Eleven analysts forecast the average price in 12 months at $6.19 with a high forecast of $8.00 and a low forecast of $3.50. The average price target represents a 4.03% increase from the last price of $5.95, according to Tipranks. From that eleven, three analysts rated ‘Buy’, six rated ‘Hold’ and two rated ‘Sell’.

Morgan Stanley raised price target to $8 from $7. Ford Motor was given a $7.50 price target by analysts at Jefferies Financial Group Inc. The firm currently has a buy rating on the stock. JP Morgan raises target price to $7 from $6. Goldman Sachs raises target price to $7. Evercore ISI raises price target to $5 from $3.5.

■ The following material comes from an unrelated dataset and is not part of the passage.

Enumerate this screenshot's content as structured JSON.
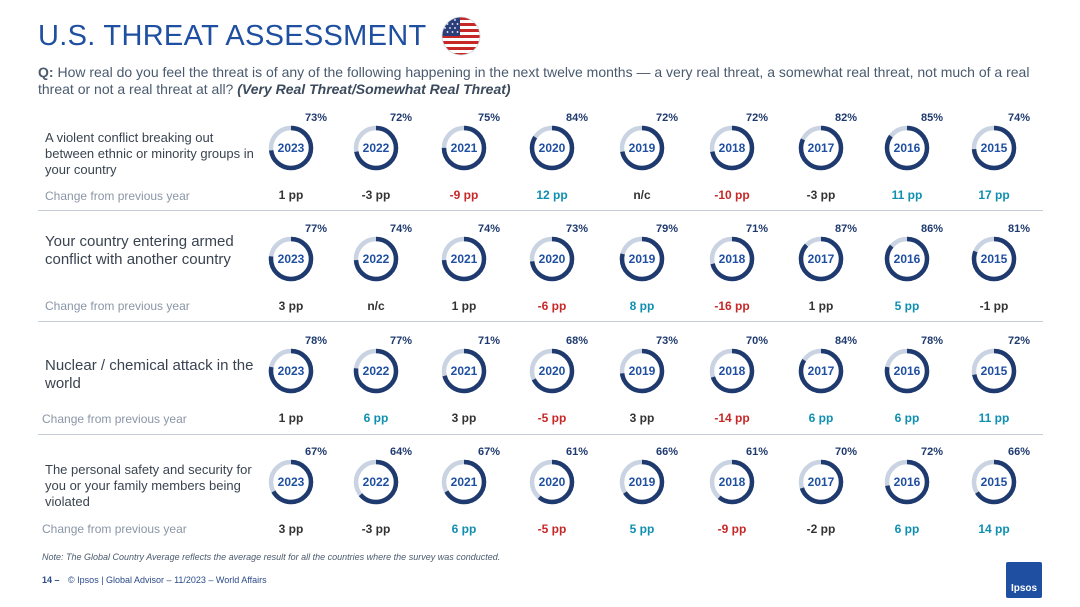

On the other hand, it is good to sell at the current level as 50-day Moving Average and 100-200-day MACD Oscillator signals a strong selling opportunity.

Analysts’ comments

“We have marked-to-market our Ford earnings assumptions to account for what we expect to be a surprising level of pricing and mix for the remainder of 2020, driving an early EPS upgrade and our target to $8. Reiterate Overweight,” noted Adam Jonas, equity analyst at Morgan Stanley.

“Longer term, we remain extremely focused on the VW partnership, as we view this evolving relationship as arguably the #1 driver of Ford’s ability to improve efficiency, reduce waste and successfully pivot from ICE to EV. While investors may not see deep significance here, we believe these three areas are defining vectors of innovation and competitive strength as the industry transitions to Auto 2.0 and can make the difference between Ford having a cost of capital of greater than 20% or <10%,” he added.

John Butters, senior earnings analyst at FactSet in his June 19 note wrote, “despite the decline in expected earnings, this sector has witnessed the second-largest increase in price (+31.7%) of all eleven sectors since March 31.”

“However, Ford Motor (to -$1.25 from -$0.31), Amazon.com (to $1.39 from $6.14), General Motors, and Carnival have been the largest contributors to the decrease in expected earnings for this sector since March 31.”